As Ethan's post makes clear, the very first design truly did not work. The designer came back with a second, based on a map of the world. This design was outstanding—but Ethan was now worried. He sought opinions, got new designs from a friend, and generally struggled over it. In the end, though, he came back to just a slightly different version of the map design. To be honest, I like the original map design a little better than the altered version, which adds in arrows extending from the United States to the rest of the world. A little too on-the-nose, I think, though it's still a very good cover.

I thoroughly empathize with Ethan's feelings. I felt enormous stress over each jacket design of my books. I even shot down the original paperback design of Jesse James: Last Rebel of the Civil War. I worried that the cover design of The First Tycoon wasn't modern enough.

But, in general terms, my thinking about this issue is shaped by my ten years inside publishing, working alongside graphic designers. Simply put, the people who design book jackets are professionals. They work with hundreds of books. They live on a daily basis with the experience and judgment of countless other people who sell or buy books for a living.

You, the author, deal with one book every few years. If you have a productive career, maybe ten in total. You are only briefly (if ever) exposed to the many people who actually market books, from your publisher's sales force and publicists to bookstore managers.
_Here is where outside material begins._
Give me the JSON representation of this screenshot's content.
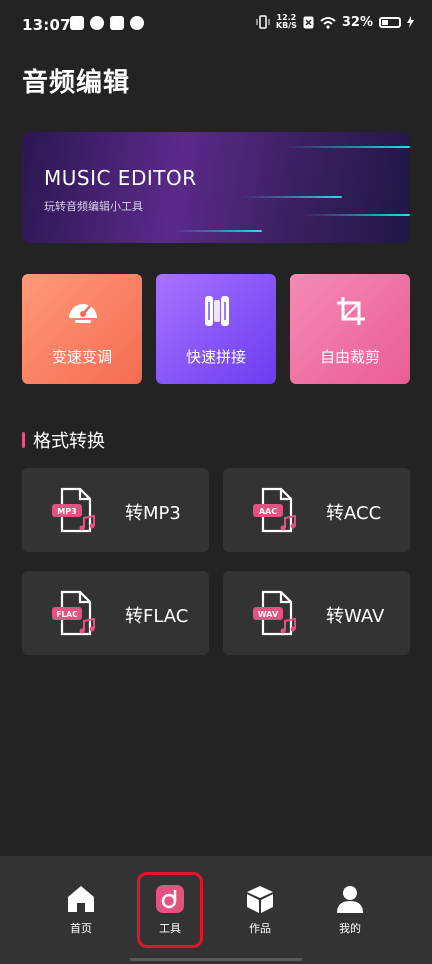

Your judgment about your cover is that of an amateur.

So why are jacket designs so stressful for an author? Because a writer works for years on a book, living with it every day. Then, all of a sudden, someone you've never met sends you a visual representation of your work. Some stranger has distilled your thoughts, your beloved work, into a single-frame image. It's always shocking, and almost never feels right.
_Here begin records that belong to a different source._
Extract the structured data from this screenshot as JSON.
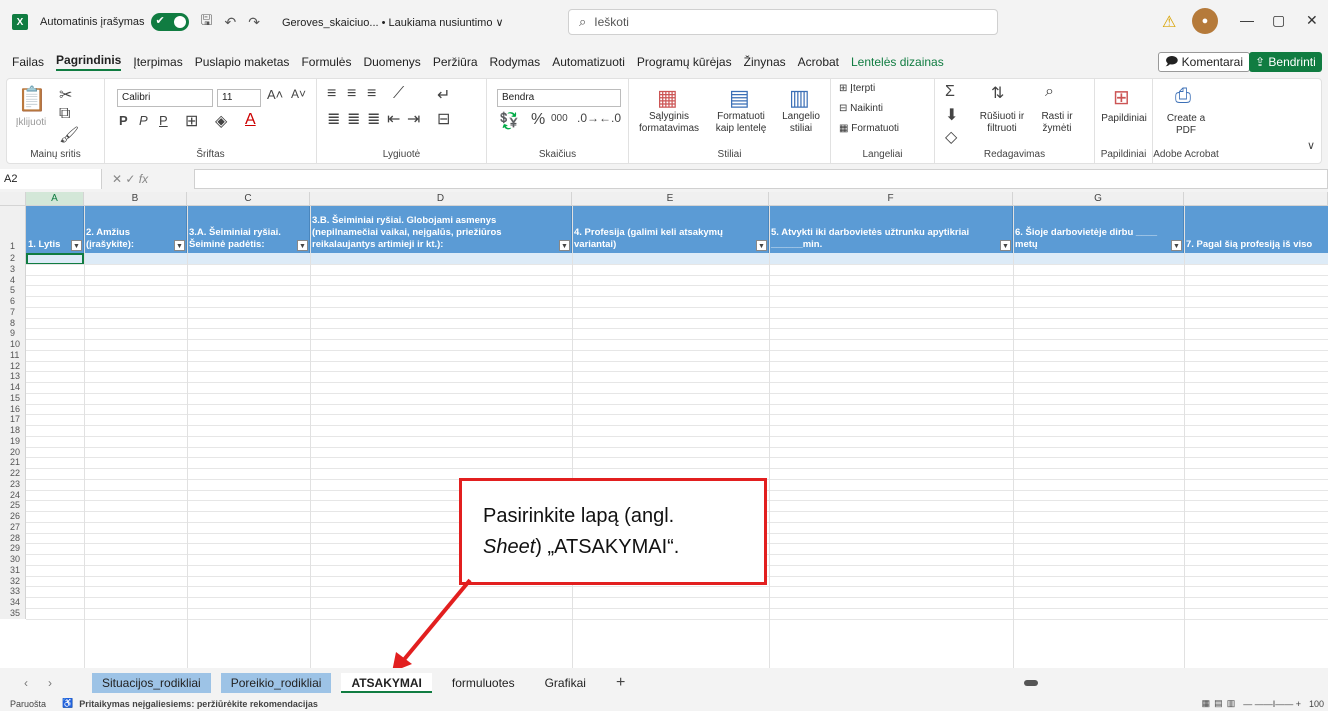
{
  "titlebar": {
    "autosave_label": "Automatinis įrašymas",
    "doc_title": "Geroves_skaiciuo... • Laukiama nusiuntimo ∨",
    "search_placeholder": "Ieškoti"
  },
  "ribbon_tabs": [
    "Failas",
    "Pagrindinis",
    "Įterpimas",
    "Puslapio maketas",
    "Formulės",
    "Duomenys",
    "Peržiūra",
    "Rodymas",
    "Automatizuoti",
    "Programų kūrėjas",
    "Žinynas",
    "Acrobat",
    "Lentelės dizainas"
  ],
  "buttons": {
    "comments": "Komentarai",
    "share": "Bendrinti"
  },
  "ribbon": {
    "paste": "Įklijuoti",
    "font_name": "Calibri",
    "font_size": "11",
    "number_format": "Bendra",
    "conditional": "Sąlyginis formatavimas",
    "format_table": "Formatuoti kaip lentelę",
    "cell_styles": "Langelio stiliai",
    "insert": "Įterpti",
    "delete": "Naikinti",
    "format": "Formatuoti",
    "sort": "Rūšiuoti ir filtruoti",
    "find": "Rasti ir žymėti",
    "addins": "Papildiniai",
    "create_pdf": "Create a PDF",
    "groups": [
      "Mainų sritis",
      "Šriftas",
      "Lygiuotė",
      "Skaičius",
      "Stiliai",
      "Langeliai",
      "Redagavimas",
      "Papildiniai",
      "Adobe Acrobat"
    ]
  },
  "formula_bar": {
    "namebox": "A2",
    "fx": "fx"
  },
  "columns": [
    "A",
    "B",
    "C",
    "D",
    "E",
    "F",
    "G"
  ],
  "headers": [
    "1. Lytis",
    "2. Amžius (įrašykite):",
    "3.A. Šeiminiai ryšiai. Šeiminė padėtis:",
    "3.B. Šeiminiai ryšiai. Globojami asmenys (nepilnamečiai vaikai, neįgalūs, priežiūros reikalaujantys artimieji ir kt.):",
    "4. Profesija (galimi keli atsakymų variantai)",
    "5. Atvykti iki darbovietės užtrunku apytikriai ______min.",
    "6. Šioje darbovietėje dirbu ____ metų",
    "7. Pagal šią profesiją iš viso"
  ],
  "rows": [
    "1",
    "2",
    "3",
    "4",
    "5",
    "6",
    "7",
    "8",
    "9",
    "10",
    "11",
    "12",
    "13",
    "14",
    "15",
    "16",
    "17",
    "18",
    "19",
    "20",
    "21",
    "22",
    "23",
    "24",
    "25",
    "26",
    "27",
    "28",
    "29",
    "30",
    "31",
    "32",
    "33",
    "34",
    "35"
  ],
  "callout": {
    "line1": "Pasirinkite lapą (angl.",
    "line2_italic": "Sheet",
    "line2_rest": ") „ATSAKYMAI“."
  },
  "sheets": [
    "Situacijos_rodikliai",
    "Poreikio_rodikliai",
    "ATSAKYMAI",
    "formuluotes",
    "Grafikai"
  ],
  "status": {
    "ready": "Paruošta",
    "accessibility": "Pritaikymas neįgaliesiems: peržiūrėkite rekomendacijas",
    "zoom": "100"
  }
}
Of course, sometimes it isn't right. When I successfully shot down the first paperback design of Jesse James, I had a good argument: it was an old-West image, one that would appeal only to a narrow slice of the market, whereas I was taking Jesse James out of the frontier context and reexamining him in ways that spoke to a much larger audience. Ethan Watters was right to shoot down the first design of Crazy Like Us, because he, too, had a solid argument about its effectiveness. But I was way off to worry about The First Tycoon, which has repeatedly been praised for its beautiful cover. And Ethan's designer got it right on the second try.

A jacket is a marketing tool, plain and simple. The author is indeed the undisputed master of the content of a book; you have total control, and are the absolute expert on it. But content is very different from the jacket. That's a tough fact to accept. Very tough. I can talk a good game, as I polish my National Book Award statue, but I guarantee that I'll get worked up over the cover of my next book, and probably for no good reason.

As an author, you must try to separate your gut reaction from concrete thinking about how to best represent the book in the marketplace. If you've got a solid argument about marketing, make it, and a good publisher will see your point. But you should recognize when you just feel funny about it, and let it go. Because the worst thing is when the publisher simply placates you, and then the rest of the world scratches its head about your inexplicable cover.